I thought about your issue a little more and I wanted to point out another solution that again probably doesn't really work for your case but is worth mentioning...  :)  In mkl 2019 beta (now generally available), we have implemented a way to output the Schur complement in sparse (csr) format instead of full dense format for the SMP version of sparse solvers (Intel MKL Pardiso) but not yet the cluster (MPI) version (Cluster Sparse Solvers).  This would help if the schur complement is relatively sparse; however this is not always guaranteed to be the case.  The documentation can be found in https://software.intel.com/en-us/mkl-developer-reference-c-2019-beta-pardiso-export. See the usage example at the bottom of the link.  The key differences are the following:

Use iparm[36-1] = -1 or -2 for sparse instead of 1 or 2 for  dense, depending on whether you just want to solve for schur or also want the full LU to be available.
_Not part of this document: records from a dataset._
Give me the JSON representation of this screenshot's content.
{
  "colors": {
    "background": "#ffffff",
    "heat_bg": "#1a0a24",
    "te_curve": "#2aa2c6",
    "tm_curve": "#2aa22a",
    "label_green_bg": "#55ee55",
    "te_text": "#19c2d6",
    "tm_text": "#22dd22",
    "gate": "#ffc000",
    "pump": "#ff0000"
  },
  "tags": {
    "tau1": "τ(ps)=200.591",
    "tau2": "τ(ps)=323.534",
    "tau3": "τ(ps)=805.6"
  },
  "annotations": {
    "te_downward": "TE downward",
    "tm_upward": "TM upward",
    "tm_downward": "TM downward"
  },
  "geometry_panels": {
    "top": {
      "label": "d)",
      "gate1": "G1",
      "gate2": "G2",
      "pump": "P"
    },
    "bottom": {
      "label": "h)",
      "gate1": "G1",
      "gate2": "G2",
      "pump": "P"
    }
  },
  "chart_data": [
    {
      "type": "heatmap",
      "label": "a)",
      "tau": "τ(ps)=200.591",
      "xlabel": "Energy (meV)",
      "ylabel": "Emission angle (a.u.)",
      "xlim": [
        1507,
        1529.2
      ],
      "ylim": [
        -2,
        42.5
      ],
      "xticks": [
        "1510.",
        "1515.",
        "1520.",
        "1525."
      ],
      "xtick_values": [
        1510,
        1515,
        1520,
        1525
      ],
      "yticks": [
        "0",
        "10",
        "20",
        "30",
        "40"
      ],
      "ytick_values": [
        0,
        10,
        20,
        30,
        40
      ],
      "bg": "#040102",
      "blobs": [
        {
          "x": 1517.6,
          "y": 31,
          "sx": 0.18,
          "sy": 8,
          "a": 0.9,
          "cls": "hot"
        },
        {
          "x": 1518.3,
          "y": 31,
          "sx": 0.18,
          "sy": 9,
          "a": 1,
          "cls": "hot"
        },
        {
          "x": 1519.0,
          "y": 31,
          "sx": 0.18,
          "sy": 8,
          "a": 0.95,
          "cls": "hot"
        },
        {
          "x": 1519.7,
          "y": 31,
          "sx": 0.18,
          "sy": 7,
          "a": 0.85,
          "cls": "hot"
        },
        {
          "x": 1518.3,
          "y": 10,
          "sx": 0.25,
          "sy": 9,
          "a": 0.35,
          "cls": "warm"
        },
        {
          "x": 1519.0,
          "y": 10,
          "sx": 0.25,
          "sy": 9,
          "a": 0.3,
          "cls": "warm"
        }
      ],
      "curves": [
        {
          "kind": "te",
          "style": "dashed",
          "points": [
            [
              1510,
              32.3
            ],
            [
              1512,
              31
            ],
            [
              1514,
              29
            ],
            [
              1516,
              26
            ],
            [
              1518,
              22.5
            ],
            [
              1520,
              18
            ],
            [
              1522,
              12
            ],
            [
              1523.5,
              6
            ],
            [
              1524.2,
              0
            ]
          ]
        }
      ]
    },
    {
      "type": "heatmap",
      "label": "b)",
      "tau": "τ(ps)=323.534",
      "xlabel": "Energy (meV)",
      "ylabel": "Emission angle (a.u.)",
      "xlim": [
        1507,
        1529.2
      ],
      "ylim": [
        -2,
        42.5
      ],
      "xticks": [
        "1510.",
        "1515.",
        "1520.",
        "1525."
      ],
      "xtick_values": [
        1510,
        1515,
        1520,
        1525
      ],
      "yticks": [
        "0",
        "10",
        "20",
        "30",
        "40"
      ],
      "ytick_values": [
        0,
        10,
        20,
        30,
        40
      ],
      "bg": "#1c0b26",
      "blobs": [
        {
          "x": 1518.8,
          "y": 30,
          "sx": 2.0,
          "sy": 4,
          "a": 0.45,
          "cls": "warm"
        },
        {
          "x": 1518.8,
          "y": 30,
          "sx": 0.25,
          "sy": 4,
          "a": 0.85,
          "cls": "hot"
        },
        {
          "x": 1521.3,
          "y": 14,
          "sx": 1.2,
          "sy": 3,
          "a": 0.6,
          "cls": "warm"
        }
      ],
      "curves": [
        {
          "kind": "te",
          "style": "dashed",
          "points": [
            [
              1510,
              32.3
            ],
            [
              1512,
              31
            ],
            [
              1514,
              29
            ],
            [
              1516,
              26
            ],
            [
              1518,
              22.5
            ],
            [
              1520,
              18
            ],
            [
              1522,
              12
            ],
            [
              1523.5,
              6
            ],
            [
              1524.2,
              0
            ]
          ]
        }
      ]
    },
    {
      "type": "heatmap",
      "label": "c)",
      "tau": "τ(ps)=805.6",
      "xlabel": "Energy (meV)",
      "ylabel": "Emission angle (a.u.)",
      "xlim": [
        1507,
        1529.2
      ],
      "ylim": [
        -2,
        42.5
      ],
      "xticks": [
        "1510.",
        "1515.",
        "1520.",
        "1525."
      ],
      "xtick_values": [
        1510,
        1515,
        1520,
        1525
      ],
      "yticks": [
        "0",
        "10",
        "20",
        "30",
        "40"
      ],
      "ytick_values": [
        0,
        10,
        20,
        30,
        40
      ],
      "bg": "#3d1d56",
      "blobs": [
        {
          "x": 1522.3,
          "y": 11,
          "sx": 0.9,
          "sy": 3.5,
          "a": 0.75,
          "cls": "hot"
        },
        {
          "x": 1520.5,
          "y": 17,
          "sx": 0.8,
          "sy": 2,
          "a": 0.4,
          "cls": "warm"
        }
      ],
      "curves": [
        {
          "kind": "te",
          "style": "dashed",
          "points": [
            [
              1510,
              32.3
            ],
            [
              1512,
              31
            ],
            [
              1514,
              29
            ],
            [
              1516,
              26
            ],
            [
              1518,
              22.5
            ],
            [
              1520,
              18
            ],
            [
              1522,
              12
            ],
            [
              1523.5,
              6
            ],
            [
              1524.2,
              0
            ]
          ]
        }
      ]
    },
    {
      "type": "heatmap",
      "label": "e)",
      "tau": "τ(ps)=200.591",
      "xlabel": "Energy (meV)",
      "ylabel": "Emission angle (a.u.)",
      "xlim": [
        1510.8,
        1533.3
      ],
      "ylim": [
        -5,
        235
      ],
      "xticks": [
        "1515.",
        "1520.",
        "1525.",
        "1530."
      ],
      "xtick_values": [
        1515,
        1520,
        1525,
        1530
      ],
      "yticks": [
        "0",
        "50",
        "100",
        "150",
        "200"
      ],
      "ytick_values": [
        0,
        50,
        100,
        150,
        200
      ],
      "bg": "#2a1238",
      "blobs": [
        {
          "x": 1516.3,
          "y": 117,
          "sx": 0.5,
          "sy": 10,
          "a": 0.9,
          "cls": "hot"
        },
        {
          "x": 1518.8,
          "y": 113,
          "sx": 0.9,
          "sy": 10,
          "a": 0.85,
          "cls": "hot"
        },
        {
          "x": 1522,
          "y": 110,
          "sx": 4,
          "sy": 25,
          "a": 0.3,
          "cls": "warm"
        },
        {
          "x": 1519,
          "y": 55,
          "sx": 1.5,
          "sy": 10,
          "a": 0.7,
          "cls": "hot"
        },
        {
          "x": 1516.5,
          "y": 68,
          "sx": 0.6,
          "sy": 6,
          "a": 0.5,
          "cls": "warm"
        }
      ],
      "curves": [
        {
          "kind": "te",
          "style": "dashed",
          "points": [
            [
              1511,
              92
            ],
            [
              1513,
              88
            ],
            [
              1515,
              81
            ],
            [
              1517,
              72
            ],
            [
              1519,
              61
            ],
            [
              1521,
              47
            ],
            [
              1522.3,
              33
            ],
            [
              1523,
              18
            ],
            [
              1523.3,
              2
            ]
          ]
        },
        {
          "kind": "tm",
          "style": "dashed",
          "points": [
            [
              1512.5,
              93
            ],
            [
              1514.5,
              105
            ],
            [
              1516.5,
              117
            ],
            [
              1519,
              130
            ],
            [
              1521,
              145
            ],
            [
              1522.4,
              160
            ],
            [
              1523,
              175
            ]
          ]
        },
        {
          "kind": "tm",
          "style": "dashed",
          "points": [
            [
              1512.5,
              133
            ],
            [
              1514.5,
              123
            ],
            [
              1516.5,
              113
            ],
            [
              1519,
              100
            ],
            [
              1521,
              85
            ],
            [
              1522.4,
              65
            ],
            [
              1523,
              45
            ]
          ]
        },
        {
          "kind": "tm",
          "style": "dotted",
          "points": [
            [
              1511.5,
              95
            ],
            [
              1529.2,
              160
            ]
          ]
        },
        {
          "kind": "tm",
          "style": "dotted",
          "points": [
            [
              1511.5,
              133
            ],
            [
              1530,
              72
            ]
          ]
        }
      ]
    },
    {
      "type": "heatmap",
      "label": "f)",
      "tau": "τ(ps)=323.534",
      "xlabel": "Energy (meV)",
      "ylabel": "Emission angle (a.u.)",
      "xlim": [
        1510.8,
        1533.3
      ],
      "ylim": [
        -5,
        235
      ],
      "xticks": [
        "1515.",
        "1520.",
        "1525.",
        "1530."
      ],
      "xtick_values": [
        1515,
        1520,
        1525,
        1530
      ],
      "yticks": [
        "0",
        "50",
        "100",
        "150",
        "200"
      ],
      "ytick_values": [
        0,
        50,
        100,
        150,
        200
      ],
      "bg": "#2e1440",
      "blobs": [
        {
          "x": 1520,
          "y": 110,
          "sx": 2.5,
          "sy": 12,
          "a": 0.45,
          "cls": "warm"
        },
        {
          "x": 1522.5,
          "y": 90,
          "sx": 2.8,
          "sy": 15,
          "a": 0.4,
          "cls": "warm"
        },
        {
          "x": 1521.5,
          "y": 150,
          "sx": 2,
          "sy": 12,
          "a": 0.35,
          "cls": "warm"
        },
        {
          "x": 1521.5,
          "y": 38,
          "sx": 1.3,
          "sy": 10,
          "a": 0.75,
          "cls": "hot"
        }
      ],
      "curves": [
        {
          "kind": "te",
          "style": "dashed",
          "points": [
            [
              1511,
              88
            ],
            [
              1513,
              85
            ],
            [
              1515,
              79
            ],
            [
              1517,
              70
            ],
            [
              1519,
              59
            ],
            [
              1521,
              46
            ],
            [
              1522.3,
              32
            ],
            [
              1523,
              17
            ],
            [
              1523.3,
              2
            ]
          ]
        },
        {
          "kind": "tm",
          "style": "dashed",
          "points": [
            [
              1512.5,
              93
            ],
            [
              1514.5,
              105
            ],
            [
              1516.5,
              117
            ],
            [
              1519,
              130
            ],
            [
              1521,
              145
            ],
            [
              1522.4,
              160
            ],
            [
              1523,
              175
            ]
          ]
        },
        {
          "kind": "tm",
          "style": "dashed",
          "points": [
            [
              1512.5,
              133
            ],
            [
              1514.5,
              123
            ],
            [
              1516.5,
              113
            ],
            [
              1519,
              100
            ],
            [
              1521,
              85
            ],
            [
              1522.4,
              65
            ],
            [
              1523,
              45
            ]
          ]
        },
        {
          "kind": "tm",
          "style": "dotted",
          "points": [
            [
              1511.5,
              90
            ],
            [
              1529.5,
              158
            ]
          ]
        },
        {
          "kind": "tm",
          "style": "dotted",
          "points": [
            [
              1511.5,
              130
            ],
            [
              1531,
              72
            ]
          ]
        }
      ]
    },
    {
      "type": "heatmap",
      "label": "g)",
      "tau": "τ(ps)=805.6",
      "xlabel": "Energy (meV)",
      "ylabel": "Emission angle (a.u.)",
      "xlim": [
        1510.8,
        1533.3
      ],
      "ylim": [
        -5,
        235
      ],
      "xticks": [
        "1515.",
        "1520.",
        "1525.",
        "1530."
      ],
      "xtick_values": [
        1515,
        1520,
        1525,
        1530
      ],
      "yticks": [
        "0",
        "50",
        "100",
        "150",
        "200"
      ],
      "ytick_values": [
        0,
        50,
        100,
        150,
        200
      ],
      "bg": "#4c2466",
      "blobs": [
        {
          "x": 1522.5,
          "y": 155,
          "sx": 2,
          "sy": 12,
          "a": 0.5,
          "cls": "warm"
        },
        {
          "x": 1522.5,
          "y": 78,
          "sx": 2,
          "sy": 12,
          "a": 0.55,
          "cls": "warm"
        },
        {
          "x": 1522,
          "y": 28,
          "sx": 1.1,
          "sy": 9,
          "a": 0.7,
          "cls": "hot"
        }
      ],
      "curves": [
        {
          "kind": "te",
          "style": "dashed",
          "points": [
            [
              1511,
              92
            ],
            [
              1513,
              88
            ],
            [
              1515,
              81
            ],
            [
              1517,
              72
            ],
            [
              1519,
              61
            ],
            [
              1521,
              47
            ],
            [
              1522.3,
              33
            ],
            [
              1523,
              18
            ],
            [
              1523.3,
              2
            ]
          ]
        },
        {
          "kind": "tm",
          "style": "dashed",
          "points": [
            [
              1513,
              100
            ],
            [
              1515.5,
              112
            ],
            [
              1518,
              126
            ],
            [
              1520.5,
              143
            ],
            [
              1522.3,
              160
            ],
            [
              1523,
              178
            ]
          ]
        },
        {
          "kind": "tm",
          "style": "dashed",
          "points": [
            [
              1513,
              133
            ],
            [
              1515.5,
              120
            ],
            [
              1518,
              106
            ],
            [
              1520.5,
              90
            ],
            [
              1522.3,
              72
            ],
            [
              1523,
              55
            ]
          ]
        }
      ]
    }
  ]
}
If sparse output format (< 0) is chosen, then the nnz in the schur complement is filled into iparm[36-1] after the reordering step.  You can then use this to create the proper sized csr schur complement arrays.  You pass these arrays to pardiso using the pardiso_export() function, then after calling the factorization stage, the schur complement arrays are filled. 

Like I said, this probably doesn't help you since you are using the fully distributed cluster version and so your problem is likely much larger than can be handled on a single node.  But if your problem could fit onto a single node (for instance with 56 cores, or 44 cores, etc) then this is a much better solution.